Reading the “Internet+” Smart Energy Development Guidelines
On February 29th, 2016, the NDRC, NEA, and Ministry of Industry and Information Technology released Guiding Opinions on “Internet+” Smart Energy Development.
This policy document focuses on the Energy Internet, a concept which has engulfed Chinese energy and grid circles for more than a year.
With the release of this document, we have an official take on the future of China’s grid.
The Opinions established a definition for this Energy Internet concept: “a new industry development model based on a deeply integrated network of energy production, transmission, storage, consumption and markets. It is characterized by device intelligence, energy diversity, information symmetry, distributed generation and demand, a flat structure, and open exchange.”
Until now, energy storage in China has been perceived as a set of technologies or devices used in certain links in the grid. But the Opinions take a different approach, describing energy storage as a standalone link in the energy chain, alongside production, transmission, and consumption. This is the first time that national government bodies have recognized energy storage as a separate and critical part of the future energy system.
The Energy Internet covers power, heat, oil and gas, and transportation. By highlighting energy storage as an independent link in the energy chain, policymakers are laying a foundation for the beneficial use of energy storage across the board.
The Opinions take a broad look at energy storage, calling for the development of “high-capacity, low-cost, high-efficiency and long-lived energy storage products and systems in electricity, thermal, and clean fuel storage.” This inclusive approach places energy storage at the center of the interconnections between power, heat, transportation and gas networks.

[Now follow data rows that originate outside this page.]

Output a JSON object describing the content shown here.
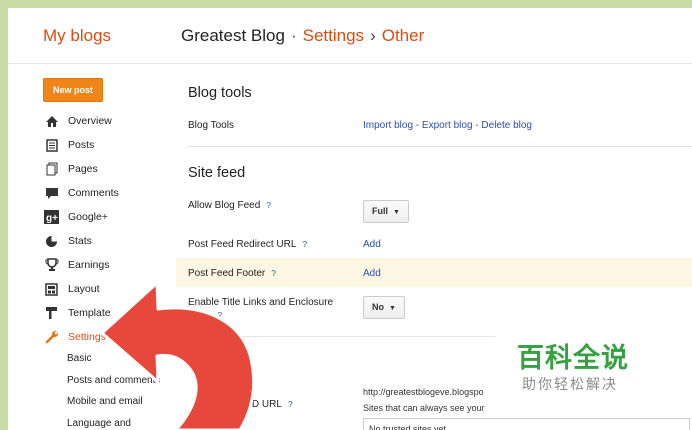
{
  "header": {
    "my_blogs": "My blogs",
    "blog_name": "Greatest Blog",
    "sep1": "·",
    "settings": "Settings",
    "sep2": "›",
    "other": "Other"
  },
  "new_post_label": "New post",
  "sidebar": {
    "items": [
      {
        "label": "Overview",
        "icon": "home-icon"
      },
      {
        "label": "Posts",
        "icon": "posts-icon"
      },
      {
        "label": "Pages",
        "icon": "pages-icon"
      },
      {
        "label": "Comments",
        "icon": "comments-icon"
      },
      {
        "label": "Google+",
        "icon": "google-plus-icon"
      },
      {
        "label": "Stats",
        "icon": "stats-icon"
      },
      {
        "label": "Earnings",
        "icon": "trophy-icon"
      },
      {
        "label": "Layout",
        "icon": "layout-icon"
      },
      {
        "label": "Template",
        "icon": "template-icon"
      },
      {
        "label": "Settings",
        "icon": "wrench-icon",
        "active": true
      }
    ],
    "sub_items": [
      "Basic",
      "Posts and comments",
      "Mobile and email",
      "Language and"
    ]
  },
  "content": {
    "blog_tools": {
      "heading": "Blog tools",
      "row_label": "Blog Tools",
      "import": "Import blog",
      "dash1": " - ",
      "export": "Export blog",
      "dash2": " - ",
      "delete": "Delete blog"
    },
    "site_feed": {
      "heading": "Site feed",
      "allow_label": "Allow Blog Feed",
      "allow_value": "Full",
      "redirect_label": "Post Feed Redirect URL",
      "redirect_action": "Add",
      "footer_label": "Post Feed Footer",
      "footer_action": "Add",
      "title_links_label_1": "Enable Title Links and Enclosure",
      "title_links_label_2": "Links",
      "title_links_value": "No",
      "help": "?"
    },
    "openid": {
      "heading": "Op",
      "url_label": "Your Op    D URL",
      "url_value": "http://greatestblogeve.blogspo",
      "note": "Sites that can always see your",
      "trusted": "No trusted sites yet"
    }
  },
  "watermark": {
    "main": "百科全说",
    "sub": "助你轻松解决"
  },
  "colors": {
    "accent": "#dd4b10",
    "link": "#2a4fb0",
    "new_post": "#f0851a",
    "arrow": "#e8473b",
    "watermark": "#2f9e3a",
    "frame": "#c8dba5"
  }
}
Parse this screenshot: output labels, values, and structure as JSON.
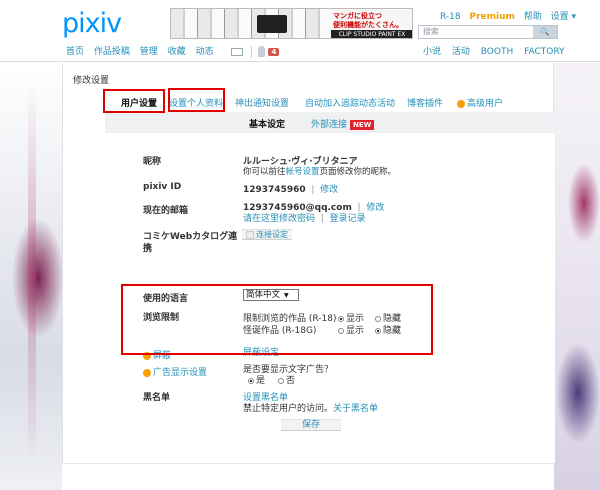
{
  "header": {
    "logo": "pixiv",
    "banner": {
      "line1": "マンガに役立つ",
      "line2": "便利機能がたくさん。",
      "line3": "CLIP STUDIO PAINT EX"
    },
    "toplinks": [
      "R-18",
      "Premium",
      "帮助",
      "设置 ▾"
    ],
    "search_placeholder": "搜索",
    "search_button": "🔍",
    "nav": [
      "首页",
      "作品投稿",
      "管理",
      "收藏",
      "动态"
    ],
    "notification_count": "4",
    "rnav": [
      "小说",
      "活动",
      "BOOTH",
      "FACTORY"
    ]
  },
  "panel": {
    "title": "修改设置",
    "tabs": [
      "用户设置",
      "设置个人资料",
      "神出通知设置",
      "自动加入追踪动态活动",
      "博客插件",
      "高级用户"
    ],
    "subtabs": [
      "基本设定",
      "外部连接"
    ],
    "new_badge": "NEW"
  },
  "settings": {
    "nickname": {
      "label": "昵称",
      "value": "ルルーシュ·ヴィ·ブリタニア",
      "hint_pre": "你可以前往",
      "hint_link": "帐号设置",
      "hint_post": "页面修改你的昵称。"
    },
    "pixiv_id": {
      "label": "pixiv ID",
      "value": "1293745960",
      "edit": "修改"
    },
    "email": {
      "label": "现在的邮箱",
      "value": "1293745960@qq.com",
      "edit": "修改",
      "change_password": "请在这里修改密码",
      "login_history": "登录记录"
    },
    "comike": {
      "label_1": "コミケWebカタログ連",
      "label_2": "携",
      "button": "连接设定"
    },
    "language": {
      "label": "使用的语言",
      "selected": "简体中文"
    },
    "browsing": {
      "label": "浏览限制",
      "r18_label": "限制浏览的作品 (R-18)",
      "r18g_label": "怪诞作品 (R-18G)",
      "show": "显示",
      "hide": "隐藏",
      "r18_value": "显示",
      "r18g_value": "隐藏"
    },
    "mute": {
      "label": "屏蔽",
      "link": "屏蔽设定"
    },
    "ads": {
      "label": "广告显示设置",
      "question": "是否要显示文字广告？",
      "yes": "是",
      "no": "否",
      "value": "是"
    },
    "blacklist": {
      "label": "黑名单",
      "link": "设置黑名单",
      "desc_pre": "禁止特定用户的访问。",
      "desc_link": "关于黑名单"
    },
    "save": "保存"
  },
  "colors": {
    "accent": "#0096fa",
    "link": "#258fb8",
    "highlight": "#e00000",
    "premium": "#f5a100"
  }
}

Bulk Energy Storage and Renewables Integration
The Opinions argue “suitably-sized energy storage facilities should be located in energy production centers to optimize grid and energy system operation."

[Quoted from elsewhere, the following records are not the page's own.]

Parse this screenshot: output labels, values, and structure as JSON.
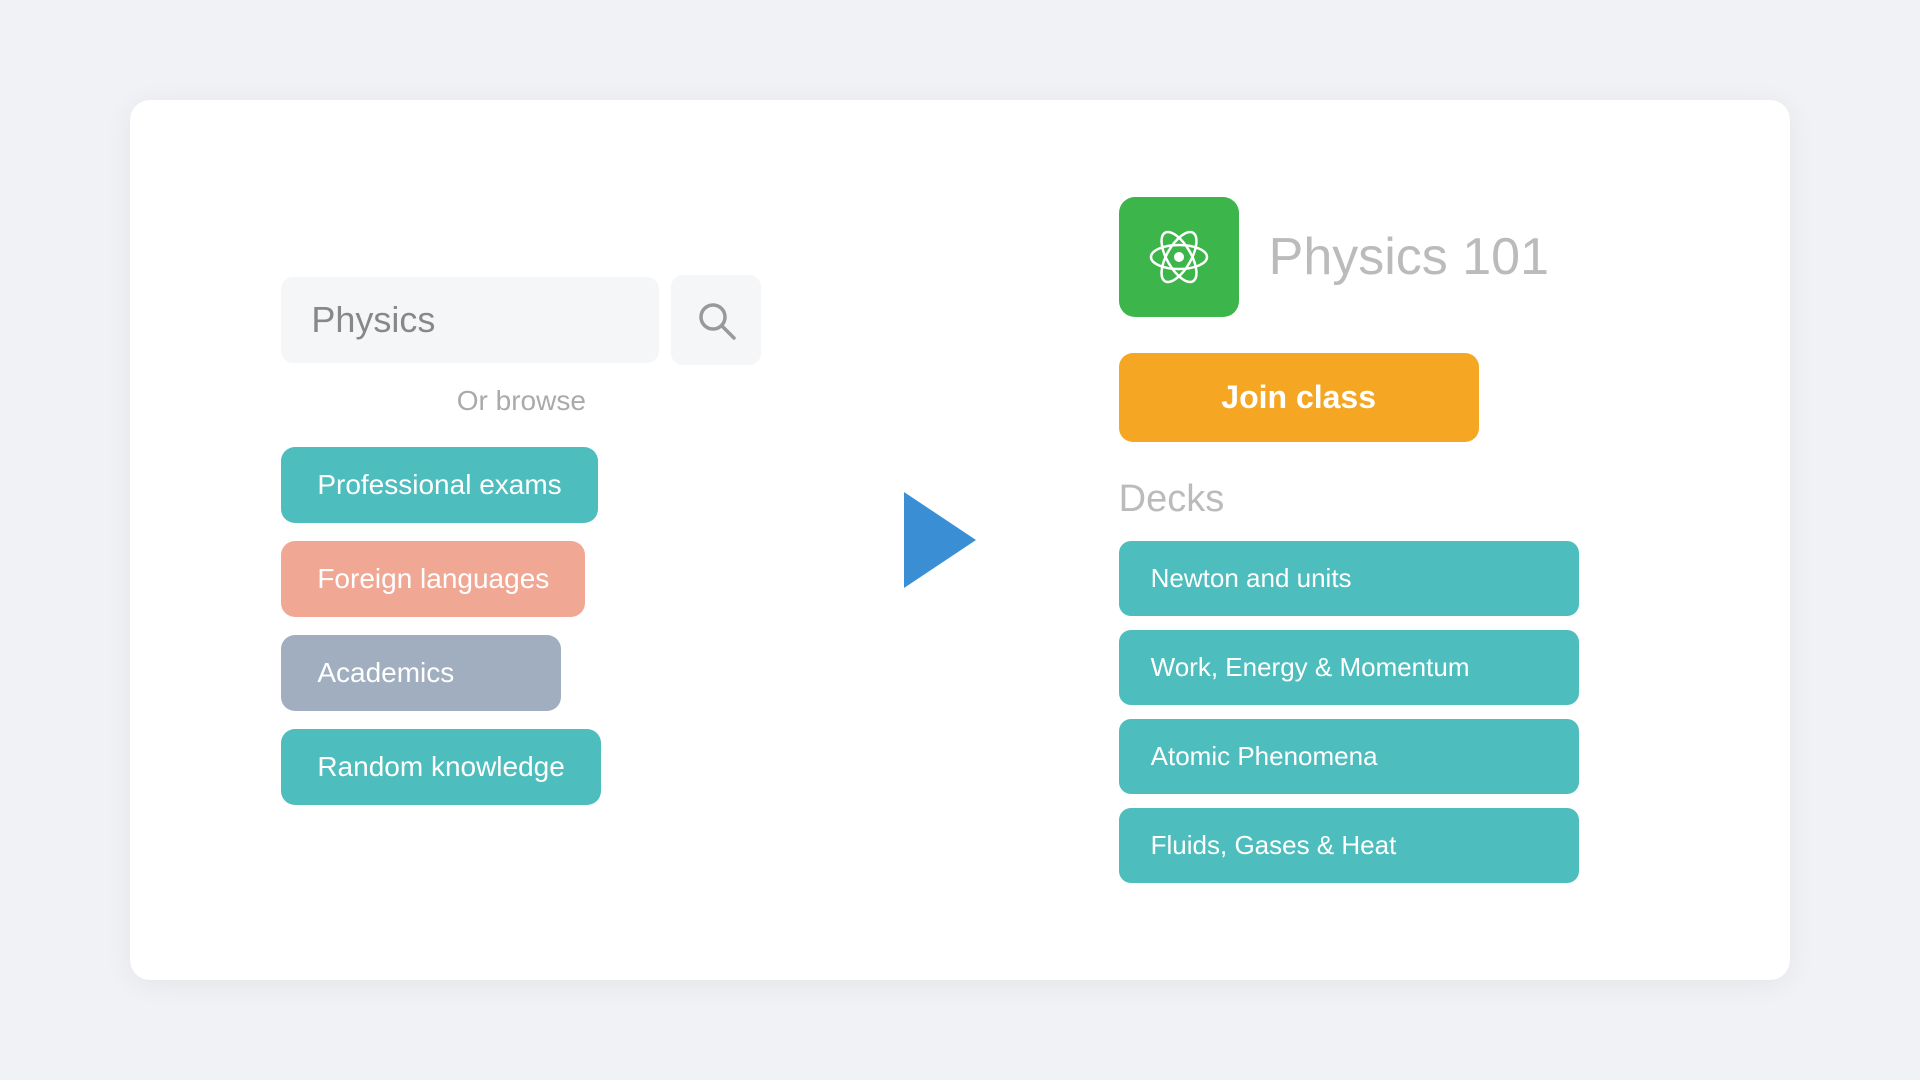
{
  "left": {
    "search_placeholder": "Physics",
    "search_icon_label": "search",
    "or_browse": "Or browse",
    "categories": [
      {
        "label": "Professional exams",
        "color": "teal"
      },
      {
        "label": "Foreign languages",
        "color": "peach"
      },
      {
        "label": "Academics",
        "color": "lavender"
      },
      {
        "label": "Random knowledge",
        "color": "teal2"
      }
    ]
  },
  "right": {
    "class_name": "Physics 101",
    "join_label": "Join class",
    "decks_label": "Decks",
    "decks": [
      {
        "label": "Newton and units"
      },
      {
        "label": "Work, Energy & Momentum"
      },
      {
        "label": "Atomic Phenomena"
      },
      {
        "label": "Fluids, Gases & Heat"
      }
    ]
  },
  "colors": {
    "teal": "#4dbdbd",
    "peach": "#f0a894",
    "lavender": "#a0aec0",
    "orange": "#f5a623",
    "green": "#3cb54a",
    "arrow_blue": "#3a8fd4"
  }
}
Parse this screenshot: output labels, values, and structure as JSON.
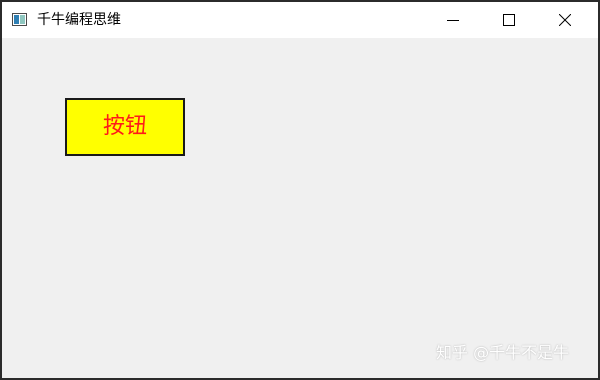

At present, energy storage facilities used for renewables integration are generation-side resources, co-located with particular power stations. The Opinions call on years of operational experience and institutional input to suggest that energy storage functions better as a shared resource located in areas with high energy production. This maximizes the value of expensive storage installations by serving multiple stations at once.
Better sited energy storage would also gain value by giving grid operators the ability to tap into other operational benefits of the technology.
Some experts estimate that energy storage installations equaling 5-10% of the generation capacity in a renewable energy producing region would be sufficient to address intermittency issues. With China’s 12th Five-Year Plan calling for 200 gigawatts of wind by 2020, the grid would benefit from an additional 10-20 gigawatts of energy storage – an enormous opportunity.
Distributed Energy Storage – the Future of the Industry
The Opinions also promote the deployment of “distributed energy resources in communities, rooftops, and homes through the use of grid-friendly, effective and distributed energy storage.”
Distributed energy storage has attracted a lot of attention for its flexibility, low capital requirements, and value to the consumer by supporting on-site solar generation, demand response, and bill management.
The Opinions also bring up networked management of energy storage devices, calling for energy storage device databases, remote operation and control of distributed storage devices, and energy storage cloud platforms. It encourages modular system design, standardization, networked control over second-life batteries, and support for unhindered and flexible energy exchange. The document also promotes energy storage as a provider of backup power, peak shaving, frequency regulation, and other services.
But because China’s residential electricity rates are so low, residential energy storage is not yet profitable. However, in some industrial parks and among some high-energy consuming businesses, users are beginning to consider solar-plus-storage as a way to reduce electricity bills.
While the present opportunities for energy storage are limited, China remains committed to revolutionizing its energy system. This means that demand response, time-of-use rates and demand charges are likely to grow. As these policies spread and mature, distributed energy storage may well become an attractive market.
The Opinions also mention electric vehicles: “Promote the use of used EV batteries in stationary energy storage. Build an operational EV cloud platform based on elements of the grid, energy storage and distributed energy consumption. Explore the use of electric vehicles in networked platforms to participate in direct energy trading, demand response, and other models.”
According to official targets, China aims to bring five million electric vehicles to the road by 2020. Electric vehicle charging can have a serious impact on the grid, and so having effective control over distributed EV batteries to provide peak shaving, frequency regulation, or engage in demand response could help maximize the value of electric vehicles.
According to the Opinions, the rollout of the Energy Internet model is set to take place in two phases. From 2016 to 2018, the government will support pilot demonstration projects of different types and scales. From 2019-2025, the emphasis will be on diversification and scaled-up development, and establishing the Energy Internet as a driver of GDP growth.
While its clear that China is a long way from achieving these goals, its telling that national decision-making bodies are endorsing such powerful language to describe their vision of the grid to come. What's most uncertain is how China's vested grid interests will adapt to -- or resist -- these changes.